Effective, ongoing collaboration helps ensure rapid response and minimal operational and financial impact when breaches occur. By collectively engaging in these efforts, C-suite leaders can eliminate blind spots and appropriately manage organizational defenses.

Recognize the distinct roles of IT and cyber security. While CIOs often prioritize the swift implementation of technologies to drive operational efficiency, CISOs are trained to focus on risk management, scrutinizing the vulnerabilities tied to technology assets and the processes they support.

CFOs need to understand these contrasting priorities and recognize the limits of IT’s scope. To build a comprehensive and resilient cybersecurity strategy, CFOs should ensure that IT initiatives align with broader business resilience and growth objectives. This alignment requires leveraging both the CIO’s efficiency-driven mindset and the CISO’s risk-focused approach to create a balanced, cohesive strategy that safeguards the organization’s operations and finances.

Learn cybersecurity basics relevant to the organization and its customers. CFOs should understand key principles like segmentation, which limits the potential damage of a cyberattack by isolating systems and networks.

Additionally, it is vital to grasp the organization’s role within customers’ supply chains and recognize how inadequate data or system protection can affect them. Ask yourself: Are we creating risks for our customers? Is our organization unintentionally failing to properly vet vendors and suppliers?

These considerations highlight the broader responsibility of ensuring that cybersecurity practices not just protect internal assets but also uphold trust and reliability in customer relationships.
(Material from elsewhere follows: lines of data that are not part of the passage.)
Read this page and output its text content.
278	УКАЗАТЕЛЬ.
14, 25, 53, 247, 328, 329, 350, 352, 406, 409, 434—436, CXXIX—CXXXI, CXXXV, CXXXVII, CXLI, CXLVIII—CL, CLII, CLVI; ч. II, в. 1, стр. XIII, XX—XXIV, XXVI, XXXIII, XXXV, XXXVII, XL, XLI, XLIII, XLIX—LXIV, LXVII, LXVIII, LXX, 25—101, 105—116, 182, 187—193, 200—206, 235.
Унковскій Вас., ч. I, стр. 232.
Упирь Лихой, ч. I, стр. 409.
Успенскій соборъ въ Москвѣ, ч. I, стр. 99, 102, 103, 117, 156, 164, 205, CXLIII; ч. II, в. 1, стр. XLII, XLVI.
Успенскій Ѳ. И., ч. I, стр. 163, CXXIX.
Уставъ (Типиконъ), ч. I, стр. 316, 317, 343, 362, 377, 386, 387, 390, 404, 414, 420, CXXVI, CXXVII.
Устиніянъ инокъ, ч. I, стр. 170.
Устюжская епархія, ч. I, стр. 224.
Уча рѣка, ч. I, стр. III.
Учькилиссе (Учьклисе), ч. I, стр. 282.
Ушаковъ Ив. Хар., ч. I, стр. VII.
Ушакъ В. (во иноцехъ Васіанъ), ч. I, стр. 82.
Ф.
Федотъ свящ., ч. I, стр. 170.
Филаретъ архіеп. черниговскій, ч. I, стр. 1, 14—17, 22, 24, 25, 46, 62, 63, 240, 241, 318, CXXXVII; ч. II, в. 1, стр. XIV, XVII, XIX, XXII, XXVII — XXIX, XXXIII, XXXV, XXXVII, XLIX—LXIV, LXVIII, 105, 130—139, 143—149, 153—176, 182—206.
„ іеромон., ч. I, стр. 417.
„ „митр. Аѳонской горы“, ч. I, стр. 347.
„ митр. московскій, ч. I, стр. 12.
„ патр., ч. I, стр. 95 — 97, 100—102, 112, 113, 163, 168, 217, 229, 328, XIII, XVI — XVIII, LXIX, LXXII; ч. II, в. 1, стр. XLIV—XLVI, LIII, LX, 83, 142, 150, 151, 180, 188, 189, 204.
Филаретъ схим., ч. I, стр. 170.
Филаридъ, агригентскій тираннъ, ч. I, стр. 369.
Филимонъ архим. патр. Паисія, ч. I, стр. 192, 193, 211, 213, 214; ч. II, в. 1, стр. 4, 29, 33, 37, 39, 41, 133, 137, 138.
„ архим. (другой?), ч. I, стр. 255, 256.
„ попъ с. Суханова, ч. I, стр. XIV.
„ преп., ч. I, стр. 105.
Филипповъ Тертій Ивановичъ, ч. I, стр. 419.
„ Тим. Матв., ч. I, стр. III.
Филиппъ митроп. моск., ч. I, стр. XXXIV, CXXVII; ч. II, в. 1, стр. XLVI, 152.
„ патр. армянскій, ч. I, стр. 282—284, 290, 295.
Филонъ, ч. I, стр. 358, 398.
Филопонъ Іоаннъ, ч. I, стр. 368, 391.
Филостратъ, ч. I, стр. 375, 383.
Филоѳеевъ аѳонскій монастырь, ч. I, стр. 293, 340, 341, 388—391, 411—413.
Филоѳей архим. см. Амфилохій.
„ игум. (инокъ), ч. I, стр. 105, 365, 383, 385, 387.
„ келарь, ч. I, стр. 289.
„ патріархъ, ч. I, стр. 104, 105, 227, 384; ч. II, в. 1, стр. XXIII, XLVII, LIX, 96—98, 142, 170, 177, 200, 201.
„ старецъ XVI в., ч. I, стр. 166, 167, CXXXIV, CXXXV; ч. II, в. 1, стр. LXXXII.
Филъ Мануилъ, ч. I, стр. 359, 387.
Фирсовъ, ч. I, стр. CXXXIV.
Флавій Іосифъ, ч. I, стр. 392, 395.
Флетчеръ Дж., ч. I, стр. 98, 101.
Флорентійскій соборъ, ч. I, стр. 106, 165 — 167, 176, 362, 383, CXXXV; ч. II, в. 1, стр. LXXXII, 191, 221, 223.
Take steps to put alternative business processes into operation in the event of a technology outage. Most people think of financial resilience when they think of the CFO role, but financial resilience and business resilience are intertwined. Do you have business processes in place to operate in a non-technical environment in the event technology is down or unavailable? 

Beware of single points of failure. Are you relying too much on one vendor? CFOs should know exactly what vendors they are relying on for mission-critical business processes and operations, along with their supporting systems and vendors. In many cases, having a backup or alternative is desirable from both risk management and business resiliency standpoints, even if it is more costly.

Understand that cybersecurity is as much about vendor risks as it is about securing internal systems. The Change breach showed that vendor risk is not only a concern for IT or procurement. Vendor management is a vital part of a much larger business resilience strategy, which requires integrated frameworks, processes and plans that account for cyber risks, operational impacts and financial resiliency.

A collaborative effort that encompasses these components is required to create a strong ecosystem able to protect the business from cascading threats.

Conduct independent assessments of vendors and internal systems and processes. Cybersecurity is too important to self-regulate and should not be assigned to those who already have a primary role doing something else.

Just as importantly, vendors and service providers that cannot provide a full, independent audit of their preparedness should not be trusted, nor should internal teams be expected to identify weaknesses within their security systems.

Use a trusted and independent third party to find the weak spots in your organization, assess whether vendors are adequately prepared or present significant risks such as those associated with M&A activity, and determine if your people are adequately trained in cybersecurity protocols. These efforts immediately pay for themselves in the event of even a small breach.

It’s important to remember that cybersecurity is not merely a cost center; it is a strategic business imperative that serves as both a shield and a catalyst for growth. The Change Healthcare breach underscores the necessity for CFOs of all industries to embed cybersecurity into the organizational DNA, driving a comprehensive approach that fortifies financial health and operational resilience.